Sometimes light and crisp, other times rich and creamy, Bordeaux White Blends typically consist of Sauvignon Blanc and Semillon. Often, a small amount of Muscadelle or Sauvignon Gris is included for added intrigue. Popularized in Bordeaux, the blend is often mimicked throughout the New World. Somm Secret—Sauternes and Barsac are usually reserved for dessert, but they can be served before, during or after a meal. Try these sweet wines as an aperitif with jamón ibérico, oysters with a spicy mignonette or during dinner alongside hearty Alsatian sausage.

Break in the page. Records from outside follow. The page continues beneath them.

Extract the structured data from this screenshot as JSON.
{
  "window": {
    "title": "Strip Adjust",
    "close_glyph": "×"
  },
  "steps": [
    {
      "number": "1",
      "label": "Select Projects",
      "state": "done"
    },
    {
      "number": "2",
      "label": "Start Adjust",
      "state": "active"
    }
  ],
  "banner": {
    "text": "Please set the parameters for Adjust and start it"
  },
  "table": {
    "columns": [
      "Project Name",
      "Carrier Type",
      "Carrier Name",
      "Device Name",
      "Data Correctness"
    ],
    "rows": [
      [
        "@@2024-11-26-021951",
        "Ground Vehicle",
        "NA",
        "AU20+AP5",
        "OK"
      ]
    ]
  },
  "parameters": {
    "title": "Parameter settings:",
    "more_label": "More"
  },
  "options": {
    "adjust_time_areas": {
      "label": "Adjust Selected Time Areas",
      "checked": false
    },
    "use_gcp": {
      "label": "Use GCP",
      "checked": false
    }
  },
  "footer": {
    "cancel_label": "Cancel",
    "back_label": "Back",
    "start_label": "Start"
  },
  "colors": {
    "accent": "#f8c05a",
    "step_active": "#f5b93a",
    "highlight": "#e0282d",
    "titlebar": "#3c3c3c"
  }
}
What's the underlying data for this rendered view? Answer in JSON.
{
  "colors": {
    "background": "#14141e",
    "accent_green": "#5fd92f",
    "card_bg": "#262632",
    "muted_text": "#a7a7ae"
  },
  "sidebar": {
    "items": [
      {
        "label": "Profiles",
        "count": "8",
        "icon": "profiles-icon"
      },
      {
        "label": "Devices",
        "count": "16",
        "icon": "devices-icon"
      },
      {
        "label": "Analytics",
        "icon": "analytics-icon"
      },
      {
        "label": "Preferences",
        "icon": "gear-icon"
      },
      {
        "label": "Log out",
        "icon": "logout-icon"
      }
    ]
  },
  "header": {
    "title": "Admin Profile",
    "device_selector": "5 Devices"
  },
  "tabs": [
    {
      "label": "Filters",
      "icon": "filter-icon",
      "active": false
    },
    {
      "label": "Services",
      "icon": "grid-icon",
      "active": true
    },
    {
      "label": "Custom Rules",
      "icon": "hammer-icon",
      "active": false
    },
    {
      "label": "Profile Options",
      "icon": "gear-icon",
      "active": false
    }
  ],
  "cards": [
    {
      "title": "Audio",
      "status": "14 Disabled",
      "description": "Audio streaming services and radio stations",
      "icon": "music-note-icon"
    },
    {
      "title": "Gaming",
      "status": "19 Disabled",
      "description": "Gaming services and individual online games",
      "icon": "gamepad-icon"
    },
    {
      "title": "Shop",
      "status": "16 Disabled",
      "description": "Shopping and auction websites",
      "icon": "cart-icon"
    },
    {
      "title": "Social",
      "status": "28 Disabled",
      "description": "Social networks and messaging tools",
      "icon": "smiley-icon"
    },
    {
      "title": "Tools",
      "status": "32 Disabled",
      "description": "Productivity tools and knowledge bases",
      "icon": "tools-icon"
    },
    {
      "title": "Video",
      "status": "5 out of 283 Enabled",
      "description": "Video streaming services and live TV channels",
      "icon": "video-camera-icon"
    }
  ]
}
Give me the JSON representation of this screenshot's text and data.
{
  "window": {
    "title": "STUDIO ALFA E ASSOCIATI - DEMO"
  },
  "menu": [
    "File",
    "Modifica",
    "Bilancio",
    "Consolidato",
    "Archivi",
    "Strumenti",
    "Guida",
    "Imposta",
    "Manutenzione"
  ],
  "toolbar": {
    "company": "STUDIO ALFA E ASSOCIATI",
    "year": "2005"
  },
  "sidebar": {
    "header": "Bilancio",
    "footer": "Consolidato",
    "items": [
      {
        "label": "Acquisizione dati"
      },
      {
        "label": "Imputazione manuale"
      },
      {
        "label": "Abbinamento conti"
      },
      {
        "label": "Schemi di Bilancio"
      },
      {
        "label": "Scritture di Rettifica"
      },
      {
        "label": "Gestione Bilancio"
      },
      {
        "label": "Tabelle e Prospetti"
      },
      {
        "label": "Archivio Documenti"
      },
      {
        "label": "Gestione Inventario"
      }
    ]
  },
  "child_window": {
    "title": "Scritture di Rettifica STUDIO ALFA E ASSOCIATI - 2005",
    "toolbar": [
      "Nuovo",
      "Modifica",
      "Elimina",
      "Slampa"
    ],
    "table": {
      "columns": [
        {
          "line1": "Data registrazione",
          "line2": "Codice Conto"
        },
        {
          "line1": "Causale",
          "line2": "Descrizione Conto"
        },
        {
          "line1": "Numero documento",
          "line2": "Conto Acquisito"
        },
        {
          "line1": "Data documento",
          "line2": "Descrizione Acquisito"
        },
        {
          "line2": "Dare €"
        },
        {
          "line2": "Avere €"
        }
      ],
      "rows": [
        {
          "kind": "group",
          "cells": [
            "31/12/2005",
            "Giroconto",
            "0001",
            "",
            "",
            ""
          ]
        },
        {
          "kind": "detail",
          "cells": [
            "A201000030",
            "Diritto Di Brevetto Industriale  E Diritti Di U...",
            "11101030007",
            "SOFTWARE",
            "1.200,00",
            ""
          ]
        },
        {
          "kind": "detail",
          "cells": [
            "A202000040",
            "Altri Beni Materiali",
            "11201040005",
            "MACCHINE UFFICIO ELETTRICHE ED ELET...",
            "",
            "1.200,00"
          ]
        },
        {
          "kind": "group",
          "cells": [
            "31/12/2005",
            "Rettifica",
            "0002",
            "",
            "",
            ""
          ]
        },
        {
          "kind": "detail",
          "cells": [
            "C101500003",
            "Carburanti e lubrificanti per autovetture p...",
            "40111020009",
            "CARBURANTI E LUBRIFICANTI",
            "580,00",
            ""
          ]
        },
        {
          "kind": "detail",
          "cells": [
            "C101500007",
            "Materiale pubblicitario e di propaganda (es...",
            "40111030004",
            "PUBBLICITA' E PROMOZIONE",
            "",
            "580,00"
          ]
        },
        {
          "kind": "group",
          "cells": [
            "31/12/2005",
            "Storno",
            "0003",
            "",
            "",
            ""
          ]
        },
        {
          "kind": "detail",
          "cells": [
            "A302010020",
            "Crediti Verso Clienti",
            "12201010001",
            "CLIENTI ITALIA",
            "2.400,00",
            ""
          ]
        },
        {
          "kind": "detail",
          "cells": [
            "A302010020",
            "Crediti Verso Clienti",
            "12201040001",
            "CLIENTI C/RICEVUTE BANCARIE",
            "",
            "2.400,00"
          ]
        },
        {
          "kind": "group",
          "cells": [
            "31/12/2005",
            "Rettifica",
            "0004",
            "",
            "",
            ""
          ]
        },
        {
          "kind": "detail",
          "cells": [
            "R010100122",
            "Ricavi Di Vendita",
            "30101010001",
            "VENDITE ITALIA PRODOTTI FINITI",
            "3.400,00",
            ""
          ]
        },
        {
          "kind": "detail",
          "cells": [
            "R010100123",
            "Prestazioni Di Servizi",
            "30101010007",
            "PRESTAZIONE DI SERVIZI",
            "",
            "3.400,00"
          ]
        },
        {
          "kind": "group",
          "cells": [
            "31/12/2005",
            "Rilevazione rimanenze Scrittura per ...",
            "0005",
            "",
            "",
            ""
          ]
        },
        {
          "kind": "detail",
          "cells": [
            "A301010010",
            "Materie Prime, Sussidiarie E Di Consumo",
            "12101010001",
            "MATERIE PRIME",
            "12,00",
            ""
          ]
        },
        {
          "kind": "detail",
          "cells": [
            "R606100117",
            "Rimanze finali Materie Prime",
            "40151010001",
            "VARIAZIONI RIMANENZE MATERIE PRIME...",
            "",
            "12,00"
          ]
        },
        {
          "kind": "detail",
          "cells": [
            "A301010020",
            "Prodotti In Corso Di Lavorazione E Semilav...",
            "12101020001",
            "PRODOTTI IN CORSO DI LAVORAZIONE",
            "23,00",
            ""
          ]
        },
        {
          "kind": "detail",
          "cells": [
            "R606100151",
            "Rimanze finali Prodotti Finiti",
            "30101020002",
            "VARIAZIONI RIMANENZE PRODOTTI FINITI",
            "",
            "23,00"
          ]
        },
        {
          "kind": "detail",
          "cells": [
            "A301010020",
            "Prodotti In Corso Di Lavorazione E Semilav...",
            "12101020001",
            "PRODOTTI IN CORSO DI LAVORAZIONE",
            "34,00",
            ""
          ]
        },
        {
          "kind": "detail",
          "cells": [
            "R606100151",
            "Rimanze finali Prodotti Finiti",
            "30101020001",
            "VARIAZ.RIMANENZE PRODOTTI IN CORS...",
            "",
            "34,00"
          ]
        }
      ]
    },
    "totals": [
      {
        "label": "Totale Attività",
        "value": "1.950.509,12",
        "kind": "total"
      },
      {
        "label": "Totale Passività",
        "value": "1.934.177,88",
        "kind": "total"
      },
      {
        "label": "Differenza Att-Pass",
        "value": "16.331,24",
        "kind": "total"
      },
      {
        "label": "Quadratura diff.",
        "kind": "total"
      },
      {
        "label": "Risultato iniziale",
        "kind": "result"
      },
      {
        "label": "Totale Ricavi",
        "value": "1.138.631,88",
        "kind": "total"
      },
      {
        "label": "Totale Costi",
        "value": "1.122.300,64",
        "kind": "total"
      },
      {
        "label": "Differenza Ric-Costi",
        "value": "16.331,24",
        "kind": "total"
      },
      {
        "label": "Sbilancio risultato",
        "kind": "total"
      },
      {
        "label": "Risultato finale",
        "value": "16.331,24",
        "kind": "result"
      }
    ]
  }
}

Recognized for its superior reds as well as whites, Pessac-Léognan on the Left Bank claims classified growths for both—making it quite unique in comparison to its neighboring Médoc properties.
Pessac’s Chateau Haut-Brion, the only first growth located outside of the Médoc, is said to have been the first to conceptualize fine red wine in Bordeaux back in the late 1600s. The estate, along with its high-esteemed neighbors, La Mission Haut-Brion, Les Carmes Haut-Brion, Pique-Caillou and Chateau Pape-Clément are today all but enveloped by the city of Bordeaux. The rest of the vineyards of Pessac-Léognan are in clearings of heavily forested area or abutting dense suburbs.
Arid sand and gravel on top of clay and limestone make the area unique and conducive to growing Sémillon and Sauvignon blanc as well as the grapes in the usual Left Bank red recipe: Cabernet Sauvignon, Merlot, Cabernet Franc and miniscule percentages of Petit Verdot and Malbec.
The best reds will show great force and finesse with inky blue and black fruit, mushroom, forest, tobacco, iodine and a smooth and intriguing texture.
Its best whites show complexity, longevity and no lack of exotic twists on citrus, tropical and stone fruit with pronounced floral and spice characteristics.